Generative Pre-trained Transformer (GPT) is language model (computational model trained to understand and generate human language) based on the transformers architecture. GPT is a decoder-only model, meaning it can only generates sequence based on the previous sequence. In other word, GPT predict next word in a sequence given the context provided by the preceding words. So, GPT require an initial word or prompt as input to provide the context to generate text.

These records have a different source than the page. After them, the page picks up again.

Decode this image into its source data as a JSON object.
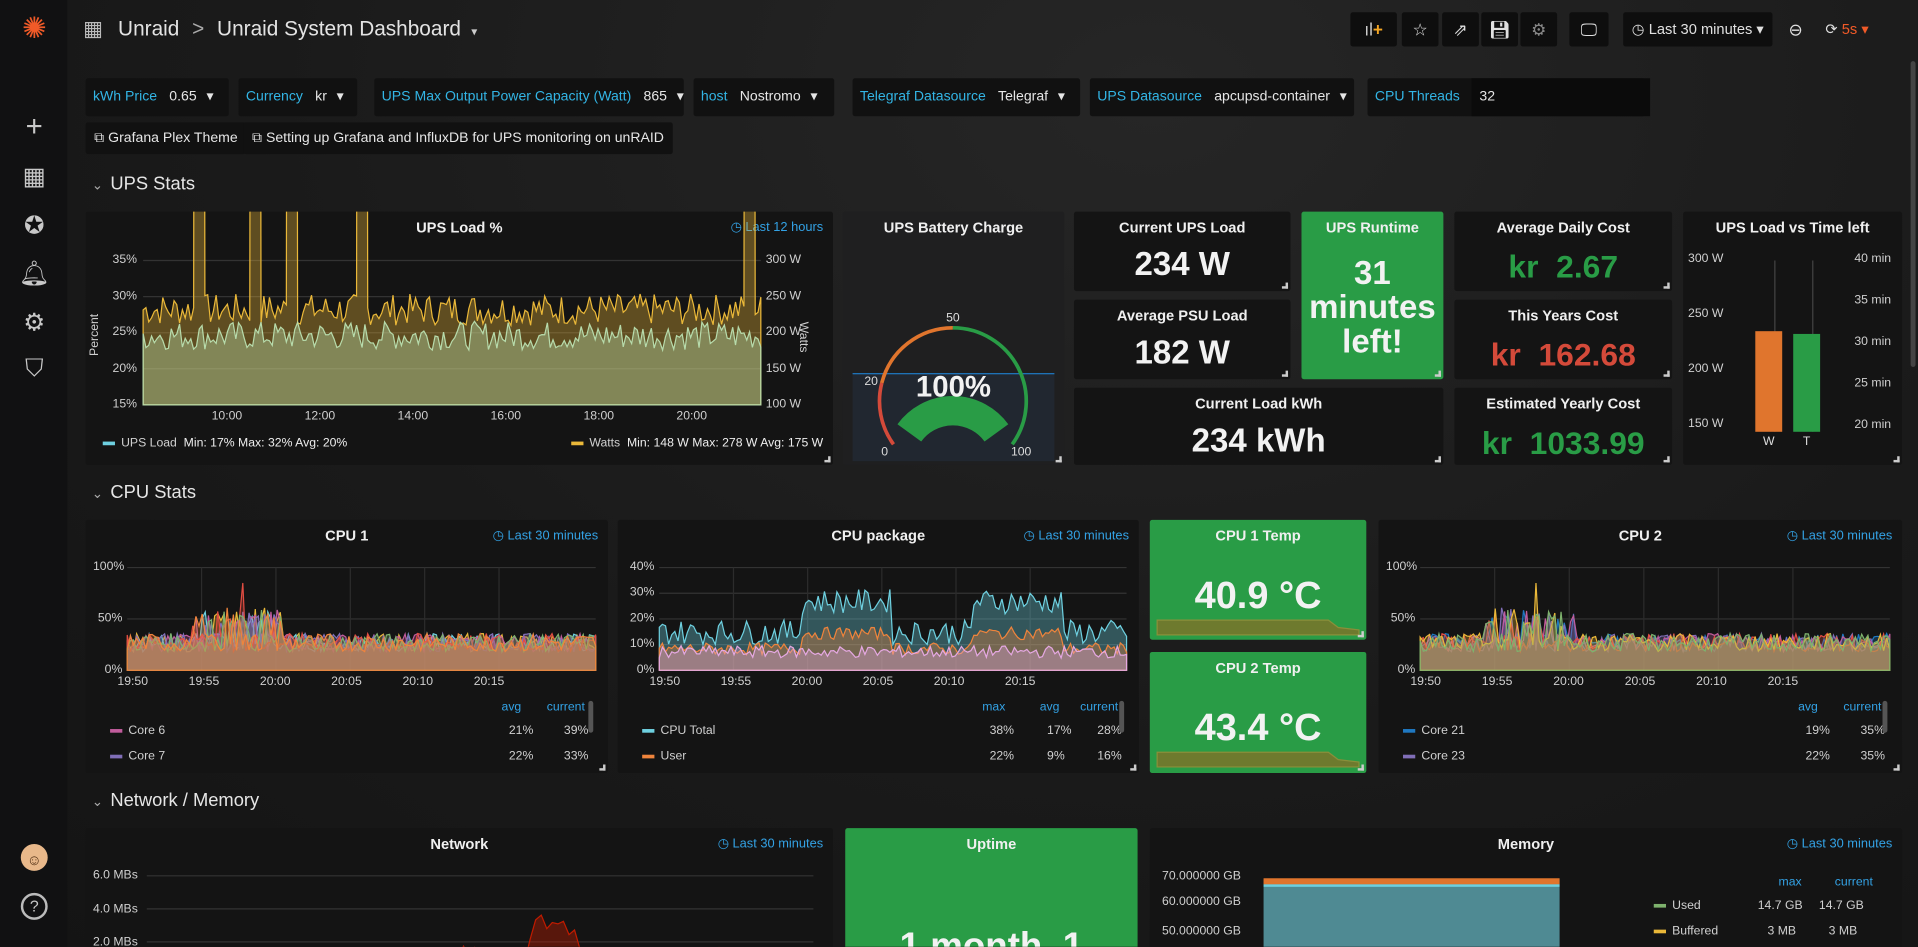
{
  "sidebar": {
    "items": [
      {
        "icon": "grafana-logo-icon"
      },
      {
        "icon": "plus-icon",
        "label": "Create"
      },
      {
        "icon": "dashboards-grid-icon",
        "label": "Dashboards"
      },
      {
        "icon": "compass-explore-icon",
        "label": "Explore"
      },
      {
        "icon": "bell-alerting-icon",
        "label": "Alerting"
      },
      {
        "icon": "gear-configuration-icon",
        "label": "Configuration"
      },
      {
        "icon": "shield-admin-icon",
        "label": "Server Admin"
      },
      {
        "icon": "user-avatar-icon"
      },
      {
        "icon": "help-icon",
        "label": "?"
      }
    ]
  },
  "header": {
    "folder": "Unraid",
    "separator": ">",
    "title": "Unraid System Dashboard",
    "time_range": "Last 30 minutes",
    "refresh": "5s"
  },
  "variables": [
    {
      "label": "kWh Price",
      "value": "0.65"
    },
    {
      "label": "Currency",
      "value": "kr"
    },
    {
      "label": "UPS Max Output Power Capacity (Watt)",
      "value": "865"
    },
    {
      "label": "host",
      "value": "Nostromo"
    },
    {
      "label": "Telegraf Datasource",
      "value": "Telegraf"
    },
    {
      "label": "UPS Datasource",
      "value": "apcupsd-container"
    },
    {
      "label": "CPU Threads",
      "value": "32"
    }
  ],
  "links": [
    "Grafana Plex Theme",
    "Setting up Grafana and InfluxDB for UPS monitoring on unRAID"
  ],
  "sections": [
    "UPS Stats",
    "CPU Stats",
    "Network / Memory"
  ],
  "ups": {
    "load_panel": {
      "title": "UPS Load %",
      "time": "Last 12 hours"
    },
    "battery": {
      "title": "UPS Battery Charge",
      "value": "100%",
      "percent": 100,
      "ticks": [
        "0",
        "20",
        "50",
        "100"
      ]
    },
    "current_load": {
      "title": "Current UPS Load",
      "value": "234 W"
    },
    "avg_psu": {
      "title": "Average PSU Load",
      "value": "182 W"
    },
    "load_kwh": {
      "title": "Current Load kWh",
      "value": "234 kWh"
    },
    "runtime": {
      "title": "UPS Runtime",
      "value_lines": [
        "31",
        "minutes",
        "left!"
      ]
    },
    "daily": {
      "title": "Average Daily Cost",
      "unit": "kr",
      "value": "2.67",
      "color": "#299c46"
    },
    "yearly": {
      "title": "This Years Cost",
      "unit": "kr",
      "value": "162.68",
      "color": "#d44a3a"
    },
    "est": {
      "title": "Estimated Yearly Cost",
      "unit": "kr",
      "value": "1033.99",
      "color": "#299c46"
    },
    "vs": {
      "title": "UPS Load vs Time left"
    }
  },
  "cpu": {
    "cpu1": {
      "title": "CPU 1",
      "time": "Last 30 minutes",
      "cols": [
        "avg",
        "current"
      ],
      "rows": [
        {
          "name": "Core 6",
          "color": "#c15c9c",
          "avg": "21%",
          "current": "39%"
        },
        {
          "name": "Core 7",
          "color": "#806eb7",
          "avg": "22%",
          "current": "33%"
        }
      ]
    },
    "pkg": {
      "title": "CPU package",
      "time": "Last 30 minutes",
      "cols": [
        "max",
        "avg",
        "current"
      ],
      "rows": [
        {
          "name": "CPU Total",
          "color": "#6ed0e0",
          "max": "38%",
          "avg": "17%",
          "current": "28%"
        },
        {
          "name": "User",
          "color": "#ef843c",
          "max": "22%",
          "avg": "9%",
          "current": "16%"
        }
      ]
    },
    "t1": {
      "title": "CPU 1 Temp",
      "value": "40.9 °C"
    },
    "t2": {
      "title": "CPU 2 Temp",
      "value": "43.4 °C"
    },
    "cpu2": {
      "title": "CPU 2",
      "time": "Last 30 minutes",
      "cols": [
        "avg",
        "current"
      ],
      "rows": [
        {
          "name": "Core 21",
          "color": "#1f78c1",
          "avg": "19%",
          "current": "35%"
        },
        {
          "name": "Core 23",
          "color": "#806eb7",
          "avg": "22%",
          "current": "35%"
        }
      ]
    }
  },
  "net": {
    "network": {
      "title": "Network",
      "time": "Last 30 minutes"
    },
    "uptime": {
      "title": "Uptime",
      "value": "1 month, 1"
    },
    "memory": {
      "title": "Memory",
      "time": "Last 30 minutes",
      "cols": [
        "max",
        "current"
      ],
      "rows": [
        {
          "name": "Used",
          "color": "#7eb26d",
          "max": "14.7 GB",
          "current": "14.7 GB"
        },
        {
          "name": "Buffered",
          "color": "#eab839",
          "max": "3 MB",
          "current": "3 MB"
        }
      ]
    }
  },
  "chart_data": [
    {
      "type": "line",
      "title": "UPS Load %",
      "ylabel": "Percent",
      "y2label": "Watts",
      "ylim": [
        15,
        35
      ],
      "y2lim": [
        100,
        300
      ],
      "yticks": [
        "35%",
        "30%",
        "25%",
        "20%",
        "15%"
      ],
      "y2ticks": [
        "300 W",
        "250 W",
        "200 W",
        "150 W",
        "100 W"
      ],
      "xticks": [
        "10:00",
        "12:00",
        "14:00",
        "16:00",
        "18:00",
        "20:00"
      ],
      "series": [
        {
          "name": "UPS Load",
          "color": "#6ed0e0",
          "stats": "Min: 17%  Max: 32%  Avg: 20%"
        },
        {
          "name": "Watts",
          "color": "#eab839",
          "stats": "Min: 148 W  Max: 278 W  Avg: 175 W"
        }
      ]
    },
    {
      "type": "bar",
      "title": "UPS Load vs Time left",
      "categories": [
        "W",
        "T"
      ],
      "values": [
        234,
        31
      ],
      "colors": [
        "#e0752d",
        "#299c46"
      ],
      "yticks": [
        "300 W",
        "250 W",
        "200 W",
        "150 W"
      ],
      "y2ticks": [
        "40 min",
        "35 min",
        "30 min",
        "25 min",
        "20 min"
      ],
      "ylim": [
        140,
        300
      ],
      "y2lim": [
        19,
        40
      ]
    },
    {
      "type": "area",
      "title": "CPU 1",
      "yticks": [
        "100%",
        "50%",
        "0%"
      ],
      "xticks": [
        "19:50",
        "19:55",
        "20:00",
        "20:05",
        "20:10",
        "20:15"
      ]
    },
    {
      "type": "area",
      "title": "CPU package",
      "yticks": [
        "40%",
        "30%",
        "20%",
        "10%",
        "0%"
      ],
      "xticks": [
        "19:50",
        "19:55",
        "20:00",
        "20:05",
        "20:10",
        "20:15"
      ]
    },
    {
      "type": "area",
      "title": "CPU 2",
      "yticks": [
        "100%",
        "50%",
        "0%"
      ],
      "xticks": [
        "19:50",
        "19:55",
        "20:00",
        "20:05",
        "20:10",
        "20:15"
      ]
    },
    {
      "type": "area",
      "title": "Network",
      "yticks": [
        "6.0 MBs",
        "4.0 MBs",
        "2.0 MBs"
      ]
    },
    {
      "type": "area",
      "title": "Memory",
      "yticks": [
        "70.000000 GB",
        "60.000000 GB",
        "50.000000 GB"
      ]
    }
  ]
}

The key features of GPT are:

Autoregressive: Also known as causal-attention which is similar to the properties of decoder of the standard transformers architecture, it generates next word based on preceding word in sequential manner. GPT is often called causal language model because it predict the next word in causal manner.
Pre-trained & Fine Tuned: GPT model is pre-trained on a large amount of text dataset to helps the model learn the general representation of the langauge. The model will then be fine tuned on specific tasks to adapt them on specific application.

Architecture

GPT consist of 12 transformers decoder stacked on top of each other. Each decoder layer consider the previously generated words and uses self-attention mechanisms to capture the relationships between the words.

GPT architecture
Source: https://paperswithcode.com/method/gpt

Input: The input of GPT which is a decoder is its own previous output or the initial prompt. The input is tokenized or turned into numerical representation and then transformed into vector (embedding). Alongside the input embedding, GPT also incorporates positional encoding to capture the position of the tokens in the sequence.
Decoder Layer: A single decoder layer includes masked multi self attention, add & layer normalization, feed forward network, and another add & layer normalization.
Output: The output from previous layer is passed into linear layer and a softmax activation function, the probability produced represents the likelihood of each word in the vocabulary being the next word in the generated text. The output processing can be customized into the task requirement.

GPT Version

GPT has introduced improvements and advancements over its predecessors:

GPT-1: The original version of GPT released in June 2018, consist of 12 transformer decoder layers and approximately 117 million parameters.
GPT-2: GPT-2 was released in February 2019, ranging from 117 million to 1.5 billion parameters and have up to 48 decoder layers.
GPT-3: Released in June 2020, it introduced significant leap in scale and performance. Has 125 million to 175 billion parameters and 96 decoder layers.
GPT-3.5: Released in March 2022 and used for ChatGPT which is the fine tuned model from GPT-3.5 series released in November 2022.
GPT-4: The latest model released in March 2023, it was pre-trained on a combination of public data and fine tuned with reinforcement learning for a better feedback for human.